What was next? Every few years I’d go into the Nissan garage to look at the new Nissan Xtrail, and it would be much the same as the one before. There was never a compelling reason to buy a new one, and the build quality was good enough that mine ket rolling despite my total ignorance of basic maintenance procedures.
In the business model cycle, the car companies had come to a long period of maturity and stagnation. There were continual incremental improvements, but these changed little. How long could this have gone on?
Al Gore and Elon Musk changing the scene
Al Gore and Elon Musk changed that. An Inconvenient Truth pointed out that cars were really bad for the environment. A few years later, Elon Musk, flush with cash, thought about that and looked back at some of the early business models – electric cars, and asked, “Why has nobody been thinking about this?”
They hadn’t because the existing business model worked well enough, and normally generated good profits.
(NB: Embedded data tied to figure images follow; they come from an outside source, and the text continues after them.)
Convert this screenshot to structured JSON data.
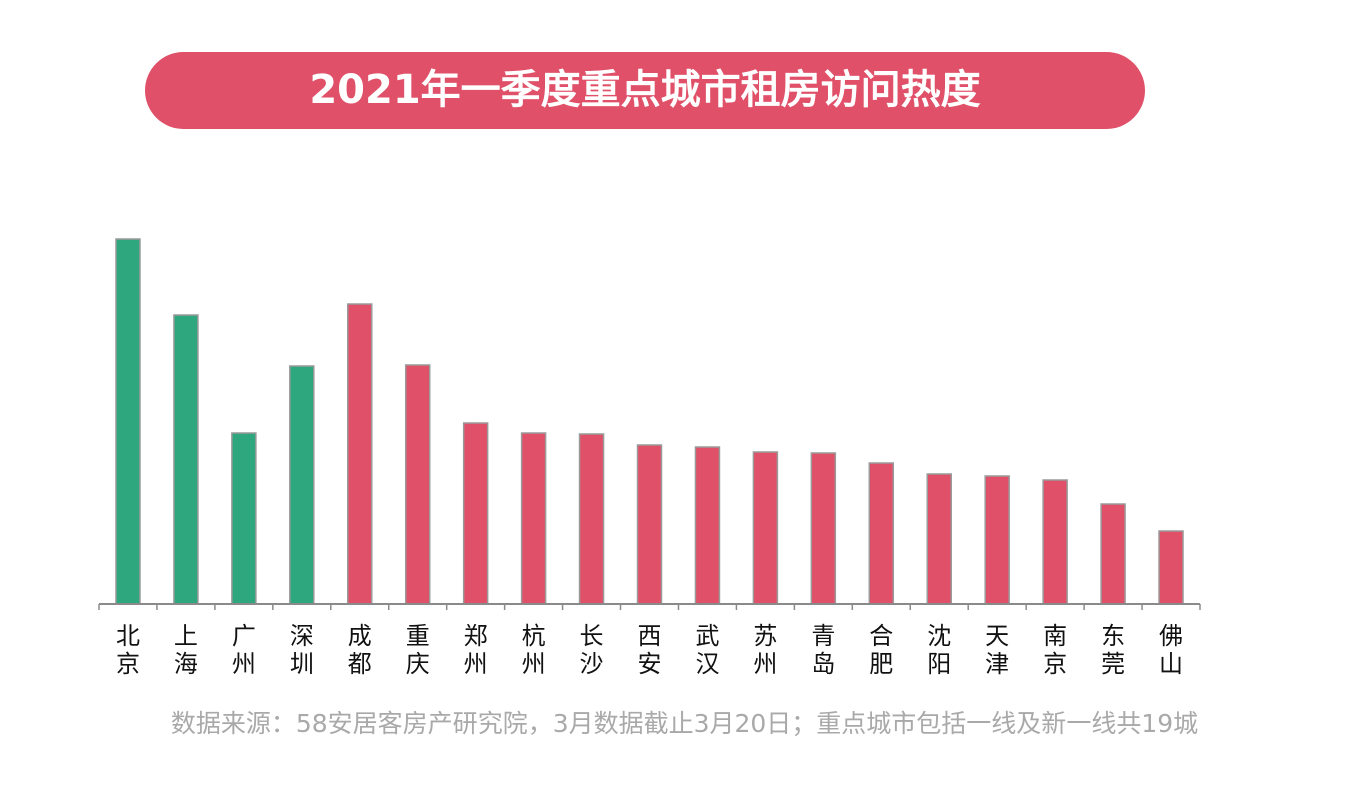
{
  "chart_data": {
    "type": "bar",
    "title": "2021年一季度重点城市租房访问热度",
    "categories": [
      "北京",
      "上海",
      "广州",
      "深圳",
      "成都",
      "重庆",
      "郑州",
      "杭州",
      "长沙",
      "西安",
      "武汉",
      "苏州",
      "青岛",
      "合肥",
      "沈阳",
      "天津",
      "南京",
      "东莞",
      "佛山"
    ],
    "values": [
      365,
      289,
      171,
      238,
      300,
      239,
      181,
      171,
      170,
      159,
      157,
      152,
      151,
      141,
      130,
      128,
      124,
      100,
      73
    ],
    "colors": [
      "#2ea67e",
      "#2ea67e",
      "#2ea67e",
      "#2ea67e",
      "#e05068",
      "#e05068",
      "#e05068",
      "#e05068",
      "#e05068",
      "#e05068",
      "#e05068",
      "#e05068",
      "#e05068",
      "#e05068",
      "#e05068",
      "#e05068",
      "#e05068",
      "#e05068",
      "#e05068"
    ],
    "ylim": [
      0,
      400
    ],
    "source": "数据来源：58安居客房产研究院，3月数据截止3月20日；重点城市包括一线及新一线共19城"
  }
}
So there was no reason to go back a hundred years. Elon Musk saw things differently and saw how an electric car with a totally different business model could change the industry entirely. So, now much of the industry plummets towards death.
VW for example, flip-flops between talking about going electric, but only 30% over the next 50 years. A friend of mine is already working with his government on using electric lorries to disrupt the great container ships sailing from China to Europe, bringing containers overland at a price that cannot be matched by conventional diesel-driven trucks.
There are at least 1,000 entrepreneurs like my friends looking at how the transport industry is going to change. We come full circle now we are tinkering with the car and seeing what we can turn it into. As we do, there will be a huge bloom of new models, most of which will die.